A modern archaeological site, this German artillery gun installation was only discovered a handful of years ago by a British WWII enthusiast who suspected there was more underneath the farm fields and hedgerows on this parcel of land just a short distance from the coast. He had seen markings on a WWII map that suggested there was a German gun emplacement on this site, and so he went about acquiring the land and digging it all up. His excavation revealed bare 150mm gun turrets, ammunition storage rooms, bunkers and officers quarters – most of which are intact!
There is still much mystery around the significance of this battery, and why, soon after being captured by the US Army Rangers on D+3, it was buried and simply forgotten by locals and historians. What was this battery’s role on D-Day? Was it responsible for the shelling of Omaha Beach? Was this location missed by intelligence and was the assault at Point du Hoc (which revealed no active artillery guns) for naught? It will be interesting to see how historians address the revelation of the Maisy Battery and it’s impact on D-Day.
After Maisy Battery, we drove east towards Omaha Beach, coming in through the Vierville draw. The day had started bright and sunny, but now a a gray mist settled along the coastline, weather which felt appropriate for our visit. The span of Omaha Beach is about 5 miles from the waterfront bluffs on the western side (Vierville Draw) to a bit past the American cemetery at Colleville-Sur-Mer. Aside from many markers, monuments, and a few surviving German bunkers, little evidence of what took place here remains from the bloodiest day for the Americans in World War II. But you certainly feel it. On June 6, 1944, at Omaha Beach alone, approximately 2,000 soldiers of the US 1st and 29th Divisions were killed in a single day of fighting.
We parked our car at the beach and went into the D-Day Cafe near the Omaha Beach memorials for a late morning brew. The bartender told us a poignant story about an American D-Day veteran who returned a number of times to Omaha Beach in recent years hoping he would die there, joining his 11 fellow soldiers who perished there on landing, leaving him as the sole survivor of their squad.

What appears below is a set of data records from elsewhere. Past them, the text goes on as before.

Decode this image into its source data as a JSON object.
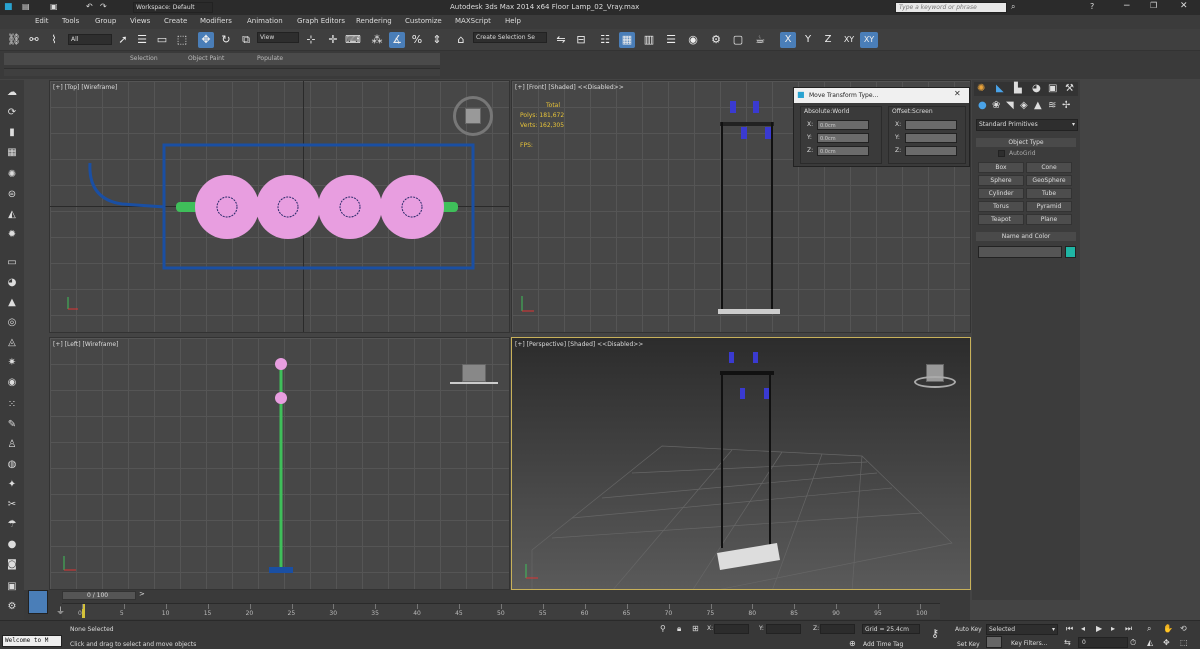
{
  "title_bar": {
    "workspace": "Workspace: Default",
    "title": "Autodesk 3ds Max  2014 x64     Floor Lamp_02_Vray.max",
    "search_placeholder": "Type a keyword or phrase"
  },
  "menu": [
    "Edit",
    "Tools",
    "Group",
    "Views",
    "Create",
    "Modifiers",
    "Animation",
    "Graph Editors",
    "Rendering",
    "Customize",
    "MAXScript",
    "Help"
  ],
  "toolbar": {
    "selection_filter": "All",
    "ref_coord": "View",
    "named_selection": "Create Selection Se",
    "axis_x": "X",
    "axis_y": "Y",
    "axis_z": "Z",
    "axis_xy": "XY",
    "axis_xy2": "XY"
  },
  "ribbon_tabs": [
    "Selection",
    "Object Paint",
    "Populate"
  ],
  "viewports": {
    "top": "[+] [Top] [Wireframe]",
    "front": "[+] [Front] [Shaded]  <<Disabled>>",
    "left": "[+] [Left] [Wireframe]",
    "perspective": "[+] [Perspective] [Shaded] <<Disabled>>"
  },
  "stats": {
    "total_label": "Total",
    "polys_label": "Polys:",
    "polys_value": "181,672",
    "verts_label": "Verts:",
    "verts_value": "162,305",
    "fps_label": "FPS:"
  },
  "dialog": {
    "title": "Move Transform Type...",
    "absolute_label": "Absolute:World",
    "offset_label": "Offset:Screen",
    "x": "X:",
    "y": "Y:",
    "z": "Z:",
    "ax": "0.0cm",
    "ay": "0.0cm",
    "az": "0.0cm"
  },
  "command_panel": {
    "category": "Standard Primitives",
    "object_type": "Object Type",
    "autogrid": "AutoGrid",
    "buttons": [
      "Box",
      "Cone",
      "Sphere",
      "GeoSphere",
      "Cylinder",
      "Tube",
      "Torus",
      "Pyramid",
      "Teapot",
      "Plane"
    ],
    "name_color": "Name and Color",
    "swatch_color": "#1fb5a4"
  },
  "timeline": {
    "frame": "0 / 100",
    "ticks": [
      "0",
      "5",
      "10",
      "15",
      "20",
      "25",
      "30",
      "35",
      "40",
      "45",
      "50",
      "55",
      "60",
      "65",
      "70",
      "75",
      "80",
      "85",
      "90",
      "95",
      "100"
    ]
  },
  "status": {
    "maxscript": "Welcome to M",
    "none_selected": "None Selected",
    "prompt": "Click and drag to select and move objects",
    "x_label": "X:",
    "y_label": "Y:",
    "z_label": "Z:",
    "grid": "Grid = 25.4cm",
    "add_time_tag": "Add Time Tag",
    "auto_key": "Auto Key",
    "selected": "Selected",
    "set_key": "Set Key",
    "key_filters": "Key Filters...",
    "frame_value": "0"
  },
  "colors": {
    "accent_blue": "#4a7eb8",
    "lamp_pink": "#e89ee0",
    "selection_blue": "#1a4fa3",
    "green": "#3fbf5a"
  }
}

Next, we drove up the hill to check out the church of Saint-Laurent-Sur-Mer. It was here that Jeff’s friend’s father landed with the 1st Division (Big Red One) as a Warrant Officer, and wrote specifically about this church in their field notes. In the graveyard, you can actually see shell damage on the graves. We asked an old woman tending a grave about actually getting in, because it was locked. After first saying she had no idea, she came back over and said that the Mayor of the village has a key and that she owned the D-Day museum back down the hill. So, we went over and spoke to her about the field notes and our wanting to get in the church. She gave us the tour of the inside of the church, and read the field notes from the Security Division of the Big Red One. The stained glass of the church had etched depictions of D-Day – the shelling of Omaha Beach, Point du Hoc, and the burial of American soldiers at the original gravesite along the beach. Amazing….
The mayor gave us a lift back to the museum, taking us en route to the site of the airfield for Allied aircraft that was quickly built in the days after the invasion. At the museum, she photocopied the field notes for reference use at the museum, and we continued on our journey to Colleville-Sur-Mer.
Just a few miles up the road, we stopped at a cafe in Colleville and struck up a conversation with the staff and locals. On our way out, the waiter showed us a book called “WN62″, by Hein Severloh, who was one of the German soldiers who manned this station on D-Day. In the book was a picture of another soldier, Franz Gockel, standing in front of one of the homes near this cafe. These two are attributed with many of the American casualties suffered on D-Day, as the WN62 nest was obscured from the beach, and they fired their MG42 machine guns for hours at incoming attackers. Both men not only survived, but were taken prisoner and lived another 60 years!
Next, we visited the American cemetery at Colleville which holds the graves of nearly 10,000 American soldiers who died in the invasion of Normandy. We took the paved path that winds gracefully to the beach. It’s so hard to visualize the chaos and turmoilof what happened here on June 4, 1944! Powerful.
It was late afternoon and we decided that Port-en-Bessin would be our last stop for the evening. We found a hotel, got steak-fritessandwiches and wolfed them down by the harbor. We then climbed a footpath along the east side of the sea port village. It was an awesome view as the sun dropped in the west and a drizzle started to fall from the bluish gray, chilly skies. On our walk, we discovered some trenches, a tobruk and a bunker with a small plaque honoring the 48 British commandos that attacked this German stronghold in the invasion.